Juliaanse kalender
Juliaanse kalender, ook wel kalender Oude Stijl genoemd, dateringssysteem ingesteld door Julius Caesar als hervorming van de Romeinse republikeinse kalender.
In de jaren 40 voor Christus liep de Romeinse burgerkalender drie maanden voor op de zonnekalender. Op advies van de Alexandrijnse astronoom Sosigenes voerde Caesar de Egyptische zonnekalender in, waarbij de lengte van het zonnejaar op 365 1/4 dag werd gesteld. Het jaar werd verdeeld in 12 maanden, die alle 30 of 31 dagen telden, behalve februari, dat 28 dagen telde in gewone jaren (365 dagen) en 29 in elk vierde jaar (een schrikkeljaar, van 366 dagen). Schrikkeljaren herhaalden 23 februari; er was geen 29 februari in de Juliaanse kalender. Om de burgerlijke kalender en de zonnekalender op één lijn te brengen, voegde Caesar dagen toe aan 46 v.Chr., zodat deze 445 dagen bevatte. Door misverstanden werd de kalender pas in 8 ce soepel in gebruik genomen.
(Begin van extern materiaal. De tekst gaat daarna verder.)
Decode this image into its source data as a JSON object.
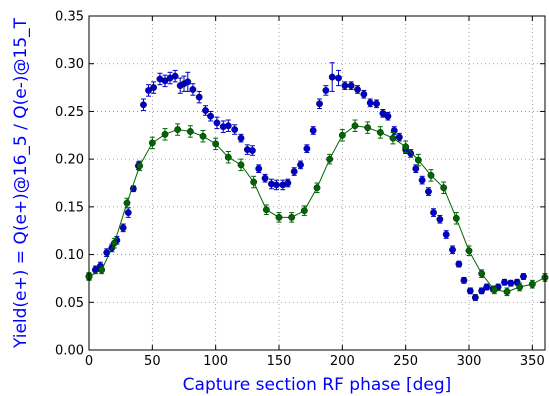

Sosigenes had de lengte van het jaar met 11 minuten en 14 seconden overschat, en halverwege de 15e eeuw had het cumulatieve effect van deze fout de datums van de seizoenen met ongeveer 10 dagen verschoven ten opzichte van de tijd van Caesar. De hervorming van paus Gregorius XIII (zie Gregoriaanse kalender), afgekondigd in 1582, herstelde de kalender naar de seizoensdata van 325 ce, een aanpassing van 10 dagen. De Juliaanse kalender is sinds 1582 geleidelijk verlaten ten gunste van de Gregoriaanse kalender. Groot-Brittannië is in 1752 overgeschakeld op de Gregoriaanse kalender. Sommige Oosters-orthodoxe kerken gebruiken nog steeds de Juliaanse kalender voor het vaststellen van vaste liturgische data; andere gebruiken sinds 1923 de Herziene Juliaanse kalender, die sterk lijkt op de Gregoriaanse kalender, voor dergelijke data. Bijna alle Oosters-orthodoxe kerken gebruiken de Juliaanse kalender voor het vaststellen van de data van beweeglijke feesten zoals Pasen.
Het huidige verschil tussen de Juliaanse en Gregoriaanse kalenders is 13 dagen. In 2100 zal het verschil echter 14 dagen worden.